Cardless ATMs: A step ahead of the scammers

GRAND RAPIDS, Mich. (WOOD) — Banks are using a new weapon in the fight against scammers: cardless ATMS.

Fifth Third Bank recently introduced the cardless ATM, which allows customers to use their smartphones and mobile banking apps to use teller machines without a debit card.

While a local IT security expert calls it a good step, he figures criminals already are looking for ways around it.

“The industry is going to have to continue to innovate, it’s going to have to come up with solutions like this that address these types of concerns,” said Mark Spaak, an IT security expert at Trivalent Group.

Cardless ATMs would have stopped the thieves who recently used skimmers — devices hidden in card readers — to steal thousands of dollars recently from Lake Michigan Credit Union customers.

“It’s actually a very innovative idea,” Spaak said. “The only areas where I see concern is this is predicated on a username and a password.”

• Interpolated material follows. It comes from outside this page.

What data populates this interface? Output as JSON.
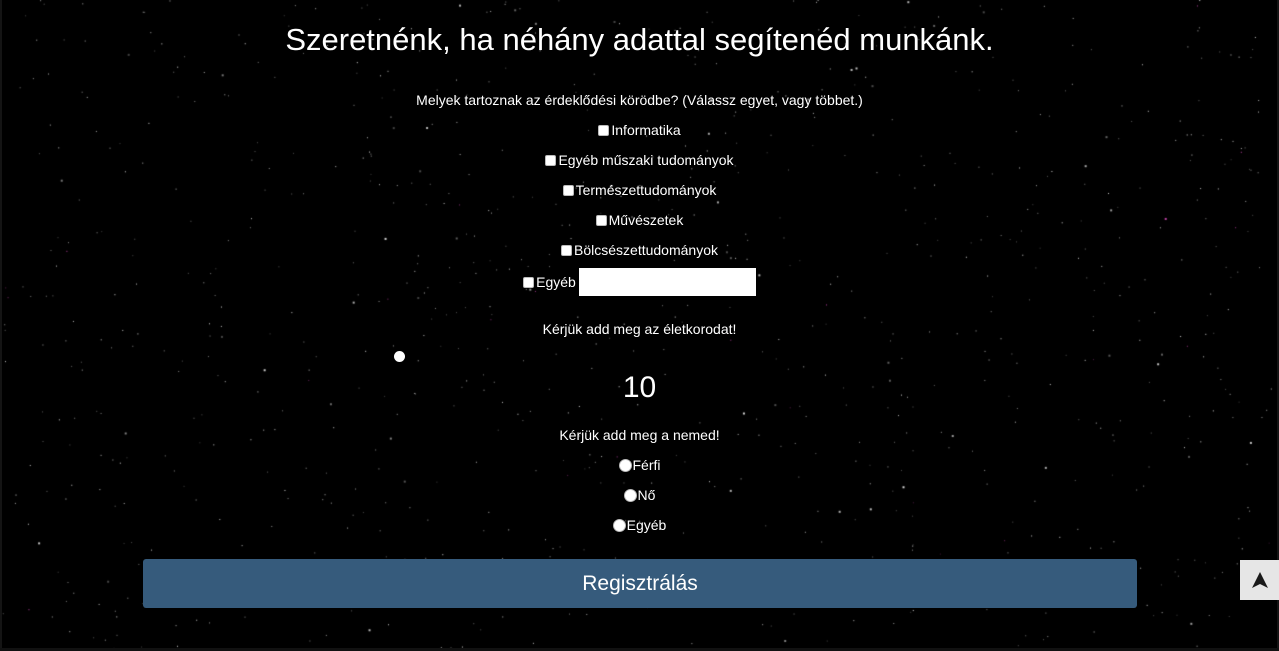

Fifth Third’s cardless ATM works through a smartphone. Sol Hernandez, the branch manager at the Fifth Third on Chicago Drive SW in Wyoming, demonstrated on her iPhone X. Her phone recognizes her face to securely open the Fifth Third app. Otherwise, customers will need to type in their app’s password to get started.

In just a few steps, the phone’s camera reads a QR code on the ATM screen, and after entering your ATM’s password, you’re in, ready to make a withdrawal.

“It’s huge, right?” Hernandez said. “We see it in the news, not just for financial institutions but gas stations, right? Fraudsters are finding a way of committing fraud very frequently and finding different ways.”

But Spaak, the IT security expert, said the system isn’t foolproof.

“So fraudsters can still get in the middle,” he said.

He especially worries about customers with less-secure Android phones or people who lose their phones.

“If I lose my device, if maybe I’ve chosen to not have a good password set up on the device, if it’s lost or stolen, and somebody logs into that device, now they can conduct transactions on my behalf that I did not authorize,” Spaak said.

Even with the new cardless ATM, Fifth Third recommended tips to protect your money: Keep your phone secure with a passcode or facial or fingerprint scans; monitor your accounts and set them up to send you alerts with every transaction, and don’t do your on-line banking through a public Wi-Fi spot, like at the library.